Biasanya pegawai yang berasal dari penduduk lokal sering diidentikan dengan
orang yang malas–malas, tidak mau maju, dsb. Memungkinkan perlunya suatu usaha
untuk melakukan monitoring, evaluasi dan audit sosial terhadap berjalannya
korporasi yang di lakukan oleh orang tertentu yang memang berkeahlian di bidang
tersebut.
Dalam
interaksi sosial akan muncul di dalamnya identitas yang mencirikan golongan
sosial dari individu yang bersangkutan berupa atribut – atribut/ciri – ciri,
tanda, gaya bicara yang membedakan dengan atribut dari sukubangsa. Hubungan
antar sukubangsa yang ada dalam wilayah cenderung mengarah pada penguasaan,
maka akan muncul stereotype, prejudice, dan stigma social.
·
Stereotype adalah anggapan satu golongan
terhadap golongan lainnya dan biasanya
anggapan ini berkaitan dengan keburukan – keburukan kelompok lain.
·
Prejudice merupakan prasangka dari
golongan satu terhadap golongan lainnya.
·
Stigma adalah suatu penilaian dari satu golongan terhadap golongan lainnya untuk
ber hati – hati dan kalau bisa tidak
berhubungan dengan golongan lain tersebut.

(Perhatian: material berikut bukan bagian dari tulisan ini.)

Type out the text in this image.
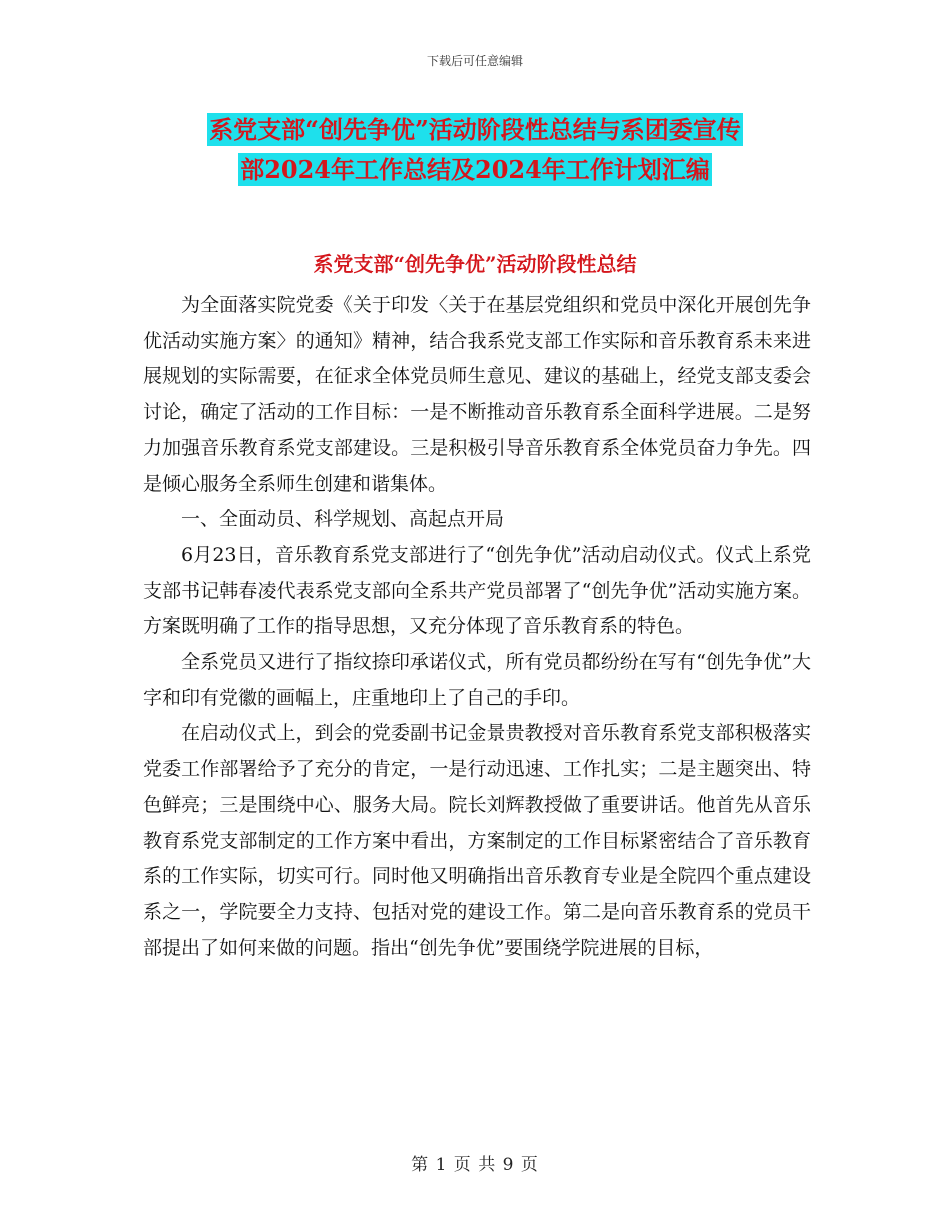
下载后可任意编辑
系党支部“创先争优”活动阶段性总结与系团委宣传
部2024年工作总结及2024年工作计划汇编
系党支部“创先争优”活动阶段性总结

为全面落实院党委《关于印发〈关于在基层党组织和党员中深化开展创先争优活动实施方案〉的通知》精神，结合我系党支部工作实际和音乐教育系未来进展规划的实际需要，在征求全体党员师生意见、建议的基础上，经党支部支委会讨论，确定了活动的工作目标：一是不断推动音乐教育系全面科学进展。二是努力加强音乐教育系党支部建设。三是积极引导音乐教育系全体党员奋力争先。四是倾心服务全系师生创建和谐集体。

一、全面动员、科学规划、高起点开局

6月23日，音乐教育系党支部进行了“创先争优”活动启动仪式。仪式上系党支部书记韩春凌代表系党支部向全系共产党员部署了“创先争优”活动实施方案。方案既明确了工作的指导思想，又充分体现了音乐教育系的特色。

全系党员又进行了指纹捺印承诺仪式，所有党员都纷纷在写有“创先争优”大字和印有党徽的画幅上，庄重地印上了自己的手印。

在启动仪式上，到会的党委副书记金景贵教授对音乐教育系党支部积极落实党委工作部署给予了充分的肯定，一是行动迅速、工作扎实；二是主题突出、特色鲜亮；三是围绕中心、服务大局。院长刘辉教授做了重要讲话。他首先从音乐教育系党支部制定的工作方案中看出，方案制定的工作目标紧密结合了音乐教育系的工作实际，切实可行。同时他又明确指出音乐教育专业是全院四个重点建设系之一，学院要全力支持、包括对党的建设工作。第二是向音乐教育系的党员干部提出了如何来做的问题。指出“创先争优”要围绕学院进展的目标，

第 1 页 共 9 页
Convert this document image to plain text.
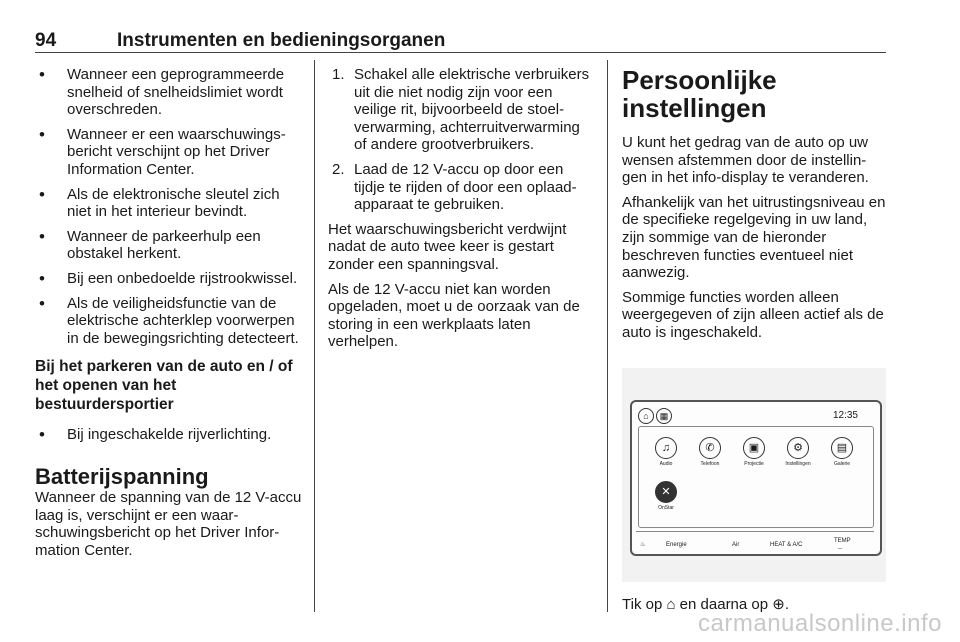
94	Instrumenten en bedieningsorganen
• Wanneer een geprogrammeerde snelheid of snelheidslimiet wordt overschreden.
• Wanneer er een waarschuwingsbericht verschijnt op het Driver Information Center.
• Als de elektronische sleutel zich niet in het interieur bevindt.
• Wanneer de parkeerhulp een obstakel herkent.
• Bij een onbedoelde rijstrookwissel.
• Als de veiligheidsfunctie van de elektrische achterklep voorwerpen in de bewegingsrichting detecteert.
Bij het parkeren van de auto en / of het openen van het bestuurdersportier
• Bij ingeschakelde rijverlichting.
Batterijspanning

Wanneer de spanning van de 12 V-accu laag is, verschijnt er een waarschuwingsbericht op het Driver Information Center.

1. Schakel alle elektrische verbruikers uit die niet nodig zijn voor een veilige rit, bijvoorbeeld de stoelverwarming, achterruitverwarming of andere grootverbruikers.
2. Laad de 12 V-accu op door een tijdje te rijden of door een oplaadapparaat te gebruiken.

Het waarschuwingsbericht verdwijnt nadat de auto twee keer is gestart zonder een spanningsval.

Als de 12 V-accu niet kan worden opgeladen, moet u de oorzaak van de storing in een werkplaats laten verhelpen.

Persoonlijke instellingen

U kunt het gedrag van de auto op uw wensen afstemmen door de instellingen in het info-display te veranderen.

Afhankelijk van het uitrustingsniveau en de specifieke regelgeving in uw land, zijn sommige van de hieronder beschreven functies eventueel niet aanwezig.

Sommige functies worden alleen weergegeven of zijn alleen actief als de auto is ingeschakeld.

⌂	▦	12:35
♫
Audio
✆
Telefoon
▣
Projectie
⚙
Instellingen
▤
Galerie
✕
OnStar
♨	Energie	Air	HEAT & A/C
TEMP
--

Tik op ⌂ en daarna op ⊕.

carmanualsonline.info
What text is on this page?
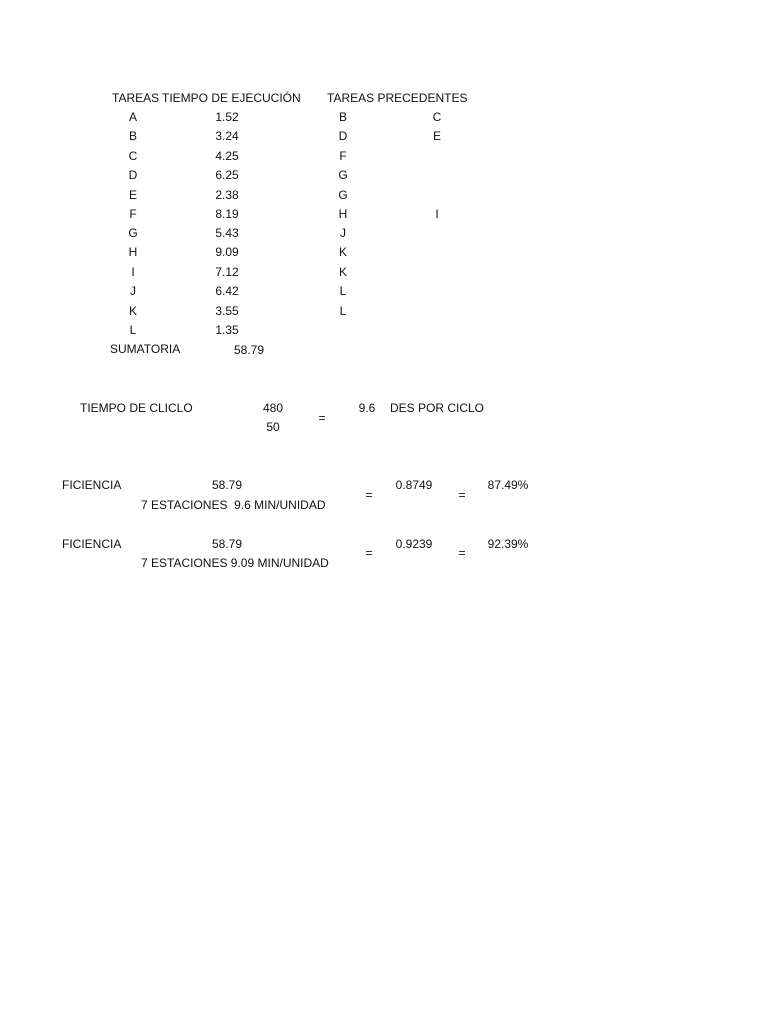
TAREAS TIEMPO DE EJECUCIÓN TAREAS PRECEDENTES
A	1.52	B	C
B	3.24	D	E
C	4.25	F
D	6.25	G
E	2.38	G
F	8.19	H	I
G	5.43	J
H	9.09	K
I	7.12	K
J	6.42	L
K	3.55	L
L	1.35
SUMATORIA	58.79
TIEMPO DE CLICLO	480
50
=
9.6 DES POR CICLO
FICIENCIA	58.79
7 ESTACIONES  9.6 MIN/UNIDAD
=
0.8749
=
87.49%
FICIENCIA	58.79
7 ESTACIONES 9.09 MIN/UNIDAD
=
0.9239
=
92.39%
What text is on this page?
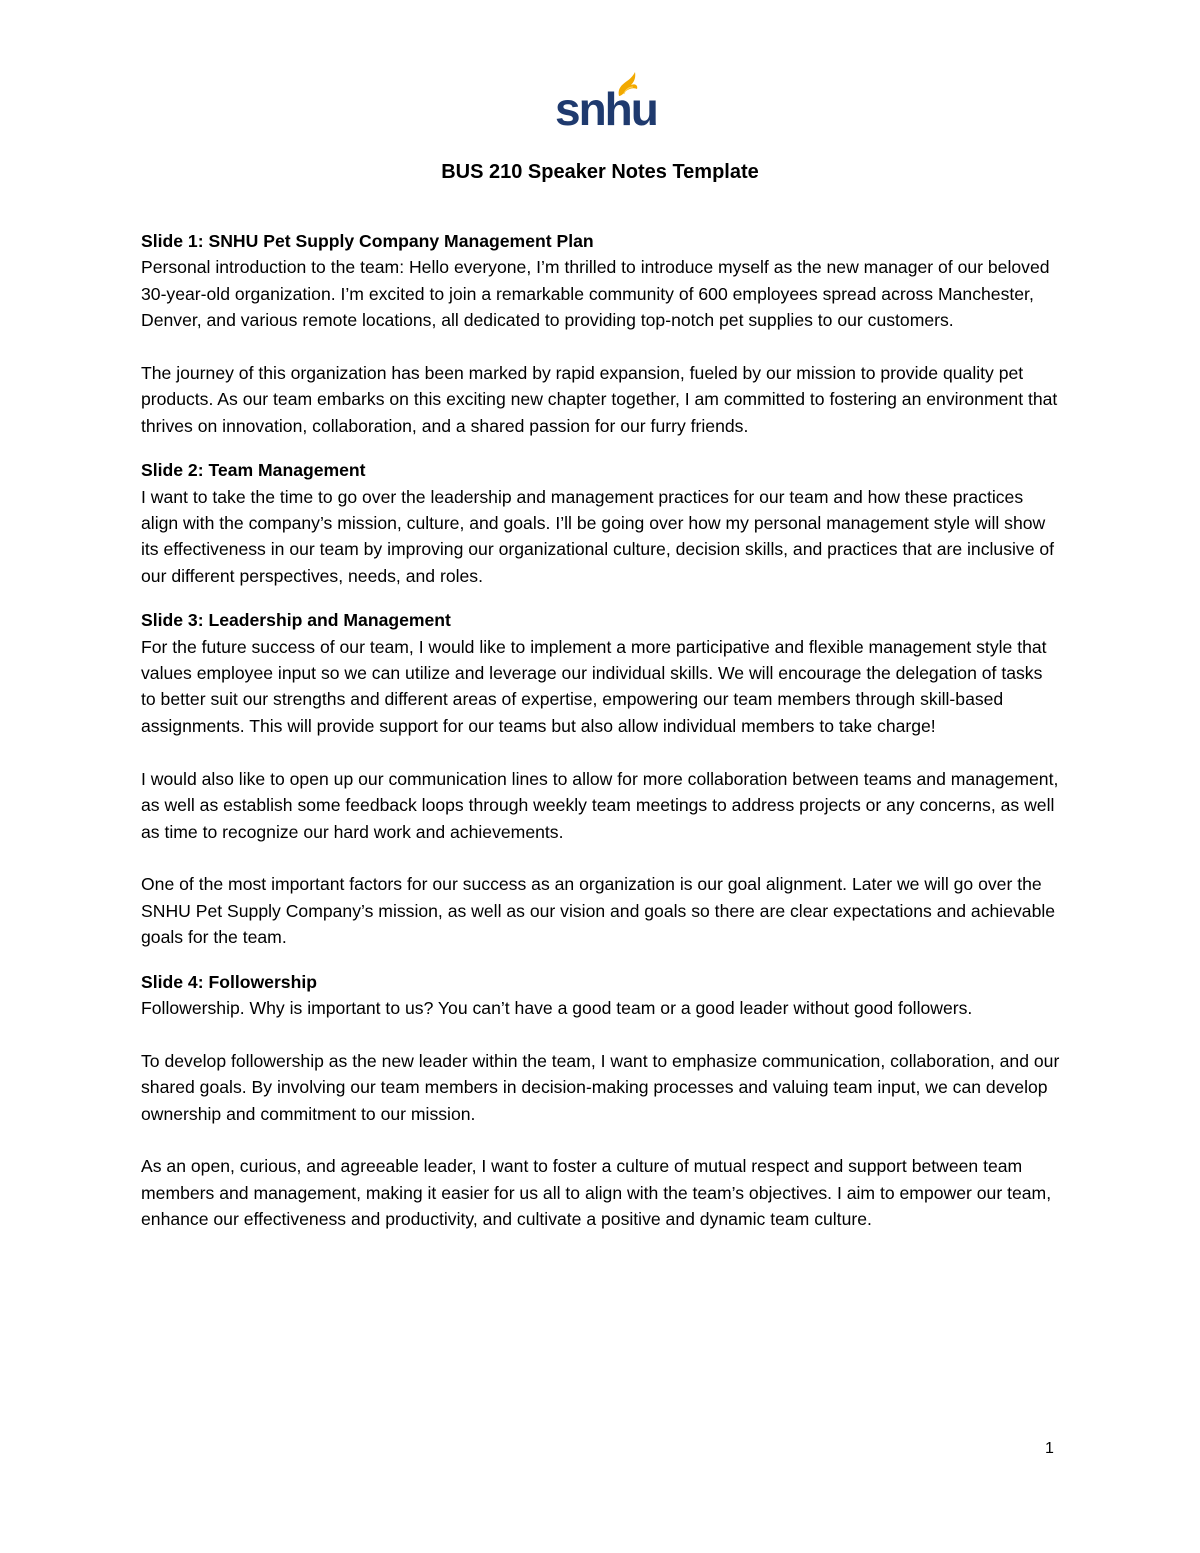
snhu
BUS 210 Speaker Notes Template

Slide 1: SNHU Pet Supply Company Management Plan

Personal introduction to the team: Hello everyone, I’m thrilled to introduce myself as the new manager of our beloved 30-year-old organization. I’m excited to join a remarkable community of 600 employees spread across Manchester, Denver, and various remote locations, all dedicated to providing top-notch pet supplies to our customers.

The journey of this organization has been marked by rapid expansion, fueled by our mission to provide quality pet products. As our team embarks on this exciting new chapter together, I am committed to fostering an environment that thrives on innovation, collaboration, and a shared passion for our furry friends.

Slide 2: Team Management

I want to take the time to go over the leadership and management practices for our team and how these practices align with the company’s mission, culture, and goals. I’ll be going over how my personal management style will show its effectiveness in our team by improving our organizational culture, decision skills, and practices that are inclusive of our different perspectives, needs, and roles.

Slide 3: Leadership and Management

For the future success of our team, I would like to implement a more participative and flexible management style that values employee input so we can utilize and leverage our individual skills. We will encourage the delegation of tasks to better suit our strengths and different areas of expertise, empowering our team members through skill-based assignments. This will provide support for our teams but also allow individual members to take charge!

I would also like to open up our communication lines to allow for more collaboration between teams and management, as well as establish some feedback loops through weekly team meetings to address projects or any concerns, as well as time to recognize our hard work and achievements.

One of the most important factors for our success as an organization is our goal alignment. Later we will go over the SNHU Pet Supply Company’s mission, as well as our vision and goals so there are clear expectations and achievable goals for the team.

Slide 4: Followership

Followership. Why is important to us? You can’t have a good team or a good leader without good followers.

To develop followership as the new leader within the team, I want to emphasize communication, collaboration, and our shared goals. By involving our team members in decision-making processes and valuing team input, we can develop ownership and commitment to our mission.

As an open, curious, and agreeable leader, I want to foster a culture of mutual respect and support between team members and management, making it easier for us all to align with the team’s objectives. I aim to empower our team, enhance our effectiveness and productivity, and cultivate a positive and dynamic team culture.

1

Stereotype, prejudice dan stigma sosial
muncul karena pengalaman seorang individu dari golongan satu terhadap golongan
lainnya dan kemudian individu tersebut mengabarkan pengalamannya tersebut.
Akibat dari pengetahuan tentang sukubangsa lain
dari golongan sosial lain akan
dipakai sebagai referensi dalam pengetahuan budayanya untuk beradaptasi dengan
dengan suku bangsa lain.
2.3 MENGAPA PERUSAHAAN HARUS
BERTANGGUNG
Secara
umum Corporate Social Responsibility merupakan peningkatan kualitas kehidupan
mempunyai arti adanya kemampuan manusia sebagai individu anggota komunitas
untuk dapat menanggapi keadaan sosial yang ada, dan dapat menikmati serta
memanfaatkan lingkungan hidup termasuk perubahan – perubahan yang ada sekaligus
memelihara.
Konsep
Corpotare Social Responsibility melibatkan tanggung jawab kemitraan antara
pemerintah, lembaga sumber daya komunitas, juga komunitas tempat (Lokal)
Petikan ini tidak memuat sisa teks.